2010.07.24 - Czechy, NOVOSAD(Harrachov), VII Pivni Slavnosti

Collapse
X
 
  • Filtruj
  • Czas
  • Pokaż
Clear All
new posts
  • Jurandofil
    Kapitan Lagerowej Marynarki
    🍼
    • 2007.10
    • 977

    2010.07.24 - Czechy, NOVOSAD(Harrachov), VII Pivni Slavnosti

    Harrachov 23-26.VII.2010 - część Va

    Noc była krótka. W deszczu biegliśmy na pociąg o 5:39 we Wrocławiu. W deszczu jechaliśmy prawie pięć godzin do Szklarskiej Poręby. Deszcz towarzyszył nam na peronie w Jakuszycach Granicy gdy przesiadaliśmy się z pociągu na autobus zastępczy. I nadal w deszczu (po zameldowaniu się i zostawieniu bagaży w pensjonacie "Elizabeth", stanęliśmy przed bramą harrachovskeho browaru.
    Piszę o tym deszczu na pierwszym planie, ponieważ wszystkie rozmyślania uczestników wycieczki krążyły wokół zagadnienia jak zmodyfikować plan, jeśli deszcze nie ustąpi.
    Jednakże, gdy przekroczyliśmy bramę browaro-huty i w kilka minut zorientowaliśmy się co też organizatorzy przygotowali tego dnia dla gości, wiedzieliśmy już, że deszcz nie będzie przeszkodą by spędzić w tym obiekcie całe popołudnie. I nawet stukoronowej wartości vstupenky nie odstraszyły nas od późniejszego rozkoszowania się harrachovskim (i nie tylko!) Pivem.
    Na zewnętrznych częściach dłoni otrzymaliśmy pieczątki z symbolem Piva (by móc wejść na teren browaru po ewentualnej wycieczce do centrum miasta) i ruszyliśmy na podbój imprezy.
    Znam osoby pijące koncerniaki, mimo że próbowały PIWA. Już nie potrafię im pomóc...

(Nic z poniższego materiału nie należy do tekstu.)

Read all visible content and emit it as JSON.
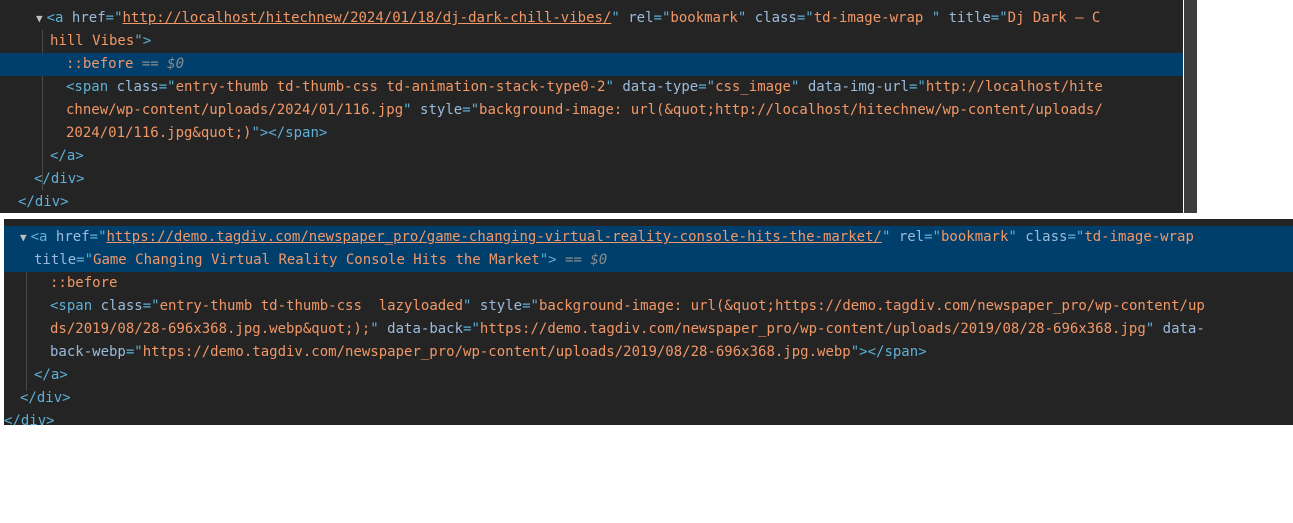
{
  "top": {
    "lines": [
      {
        "indent": 36,
        "parts": [
          {
            "t": "arrow",
            "v": "▼"
          },
          {
            "t": "tag",
            "v": "<a"
          },
          {
            "t": "plain",
            "v": " "
          },
          {
            "t": "attr",
            "v": "href"
          },
          {
            "t": "tag",
            "v": "=\""
          },
          {
            "t": "link",
            "v": "http://localhost/hitechnew/2024/01/18/dj-dark-chill-vibes/"
          },
          {
            "t": "tag",
            "v": "\""
          },
          {
            "t": "plain",
            "v": " "
          },
          {
            "t": "attr",
            "v": "rel"
          },
          {
            "t": "tag",
            "v": "=\""
          },
          {
            "t": "val",
            "v": "bookmark"
          },
          {
            "t": "tag",
            "v": "\""
          },
          {
            "t": "plain",
            "v": " "
          },
          {
            "t": "attr",
            "v": "class"
          },
          {
            "t": "tag",
            "v": "=\""
          },
          {
            "t": "val",
            "v": "td-image-wrap "
          },
          {
            "t": "tag",
            "v": "\""
          },
          {
            "t": "plain",
            "v": " "
          },
          {
            "t": "attr",
            "v": "title"
          },
          {
            "t": "tag",
            "v": "=\""
          },
          {
            "t": "val",
            "v": "Dj Dark – C"
          }
        ]
      },
      {
        "indent": 50,
        "parts": [
          {
            "t": "val",
            "v": "hill Vibes"
          },
          {
            "t": "tag",
            "v": "\">"
          }
        ]
      },
      {
        "indent": 66,
        "selected": true,
        "parts": [
          {
            "t": "pseudo",
            "v": "::before"
          },
          {
            "t": "eq",
            "v": " == "
          },
          {
            "t": "var",
            "v": "$0"
          }
        ]
      },
      {
        "indent": 66,
        "parts": [
          {
            "t": "tag",
            "v": "<span"
          },
          {
            "t": "plain",
            "v": " "
          },
          {
            "t": "attr",
            "v": "class"
          },
          {
            "t": "tag",
            "v": "=\""
          },
          {
            "t": "val",
            "v": "entry-thumb td-thumb-css td-animation-stack-type0-2"
          },
          {
            "t": "tag",
            "v": "\""
          },
          {
            "t": "plain",
            "v": " "
          },
          {
            "t": "attr",
            "v": "data-type"
          },
          {
            "t": "tag",
            "v": "=\""
          },
          {
            "t": "val",
            "v": "css_image"
          },
          {
            "t": "tag",
            "v": "\""
          },
          {
            "t": "plain",
            "v": " "
          },
          {
            "t": "attr",
            "v": "data-img-url"
          },
          {
            "t": "tag",
            "v": "=\""
          },
          {
            "t": "val",
            "v": "http://localhost/hite"
          }
        ]
      },
      {
        "indent": 66,
        "parts": [
          {
            "t": "val",
            "v": "chnew/wp-content/uploads/2024/01/116.jpg"
          },
          {
            "t": "tag",
            "v": "\""
          },
          {
            "t": "plain",
            "v": " "
          },
          {
            "t": "attr",
            "v": "style"
          },
          {
            "t": "tag",
            "v": "=\""
          },
          {
            "t": "val",
            "v": "background-image: url(&quot;http://localhost/hitechnew/wp-content/uploads/"
          }
        ]
      },
      {
        "indent": 66,
        "parts": [
          {
            "t": "val",
            "v": "2024/01/116.jpg&quot;)"
          },
          {
            "t": "tag",
            "v": "\"></span>"
          }
        ]
      },
      {
        "indent": 50,
        "parts": [
          {
            "t": "tag",
            "v": "</a>"
          }
        ]
      },
      {
        "indent": 34,
        "parts": [
          {
            "t": "tag",
            "v": "</div>"
          }
        ]
      },
      {
        "indent": 18,
        "parts": [
          {
            "t": "tag",
            "v": "</div>"
          }
        ]
      }
    ]
  },
  "bottom": {
    "lines": [
      {
        "indent": 16,
        "selected": true,
        "parts": [
          {
            "t": "arrow",
            "v": "▼"
          },
          {
            "t": "tag",
            "v": "<a"
          },
          {
            "t": "plain",
            "v": " "
          },
          {
            "t": "attr",
            "v": "href"
          },
          {
            "t": "tag",
            "v": "=\""
          },
          {
            "t": "link",
            "v": "https://demo.tagdiv.com/newspaper_pro/game-changing-virtual-reality-console-hits-the-market/"
          },
          {
            "t": "tag",
            "v": "\""
          },
          {
            "t": "plain",
            "v": " "
          },
          {
            "t": "attr",
            "v": "rel"
          },
          {
            "t": "tag",
            "v": "=\""
          },
          {
            "t": "val",
            "v": "bookmark"
          },
          {
            "t": "tag",
            "v": "\""
          },
          {
            "t": "plain",
            "v": " "
          },
          {
            "t": "attr",
            "v": "class"
          },
          {
            "t": "tag",
            "v": "=\""
          },
          {
            "t": "val",
            "v": "td-image-wrap"
          }
        ]
      },
      {
        "indent": 30,
        "selected": true,
        "parts": [
          {
            "t": "attr",
            "v": "title"
          },
          {
            "t": "tag",
            "v": "=\""
          },
          {
            "t": "val",
            "v": "Game Changing Virtual Reality Console Hits the Market"
          },
          {
            "t": "tag",
            "v": "\">"
          },
          {
            "t": "eq",
            "v": " == "
          },
          {
            "t": "var",
            "v": "$0"
          }
        ]
      },
      {
        "indent": 46,
        "parts": [
          {
            "t": "pseudo",
            "v": "::before"
          }
        ]
      },
      {
        "indent": 46,
        "parts": [
          {
            "t": "tag",
            "v": "<span"
          },
          {
            "t": "plain",
            "v": " "
          },
          {
            "t": "attr",
            "v": "class"
          },
          {
            "t": "tag",
            "v": "=\""
          },
          {
            "t": "val",
            "v": "entry-thumb td-thumb-css  lazyloaded"
          },
          {
            "t": "tag",
            "v": "\""
          },
          {
            "t": "plain",
            "v": " "
          },
          {
            "t": "attr",
            "v": "style"
          },
          {
            "t": "tag",
            "v": "=\""
          },
          {
            "t": "val",
            "v": "background-image: url(&quot;https://demo.tagdiv.com/newspaper_pro/wp-content/up"
          }
        ]
      },
      {
        "indent": 46,
        "parts": [
          {
            "t": "val",
            "v": "ds/2019/08/28-696x368.jpg.webp&quot;);"
          },
          {
            "t": "tag",
            "v": "\""
          },
          {
            "t": "plain",
            "v": " "
          },
          {
            "t": "attr",
            "v": "data-back"
          },
          {
            "t": "tag",
            "v": "=\""
          },
          {
            "t": "val",
            "v": "https://demo.tagdiv.com/newspaper_pro/wp-content/uploads/2019/08/28-696x368.jpg"
          },
          {
            "t": "tag",
            "v": "\""
          },
          {
            "t": "plain",
            "v": " "
          },
          {
            "t": "attr",
            "v": "data-"
          }
        ]
      },
      {
        "indent": 46,
        "parts": [
          {
            "t": "attr",
            "v": "back-webp"
          },
          {
            "t": "tag",
            "v": "=\""
          },
          {
            "t": "val",
            "v": "https://demo.tagdiv.com/newspaper_pro/wp-content/uploads/2019/08/28-696x368.jpg.webp"
          },
          {
            "t": "tag",
            "v": "\"></span>"
          }
        ]
      },
      {
        "indent": 30,
        "parts": [
          {
            "t": "tag",
            "v": "</a>"
          }
        ]
      },
      {
        "indent": 16,
        "parts": [
          {
            "t": "tag",
            "v": "</div>"
          }
        ]
      },
      {
        "indent": 0,
        "parts": [
          {
            "t": "tag",
            "v": "</div>"
          }
        ]
      }
    ]
  }
}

    Maciek urodził się po zamknięciu Browarów Warmińsko-Mazurskich "JURAND" w Olsztynie. Będą musiały mu wystarczyć wspomnienia taty...
    Mateusz z kolei... w okresie wielkiego bumu browarów kontraktowych i minibrowarów restauracyjnych. Czego się ze mną napije za kilkanaście lat?
  • Jurandofil
    Kapitan Lagerowej Marynarki
    🍼
    • 2007.10
    • 977

    #2
    Harrachov 23-26.VII.2010 - część Vb

    Czy gdzieś można kupić szkło do Piva?
    Tym ważniejsze stało się to pytanie, gdy widzieliśmy osoby pijące Pivo z plastikowych kubeczków. Niestety żaden z gościnnych browarów (lista później) nie oferował szkła czy kufli. Dziwne - myślałem - przecież niemożliwe żebyśmy byli skazani na plastik w browarze z hutą! Ale i w hucie, gdzie odbywał się pokaz "dmuchania" szkła tradycyjnymi metodami, szkło z logo Frantiska stało tylko na wystawie jako nagrody w tomboli. W restauracji na co dzień serwującej harrachovske Pivo ciekawy wybór szkła (pivne buty!), ale jednak w oszałamiających cenach.
    Dotarliśmy do namiotu, w którym lano podstawowe gatunki z browaru będącego gospodarzem imprezy i tu okazało się, że za 20Kc kaucji (uczciwie zwracanej, gdy ktoś szkło oddawał) można zakupić Pivo w szklanicy "dmuchanej" w hucie. Zasadniczo jeden kształt pokala, ale ewidentnie każdy egzemplarz choć minimalnie różnił się od towarzysza. Wątpliwości czy rzeczywiście są to pokale o pojemności pół litra, zostały rozwiązane konkretnymi pomiarami; choć w niektórych egzemplarzach kontrola pokazała brak miejsca na pianę.
    Znam osoby pijące koncerniaki, mimo że próbowały PIWA. Już nie potrafię im pomóc...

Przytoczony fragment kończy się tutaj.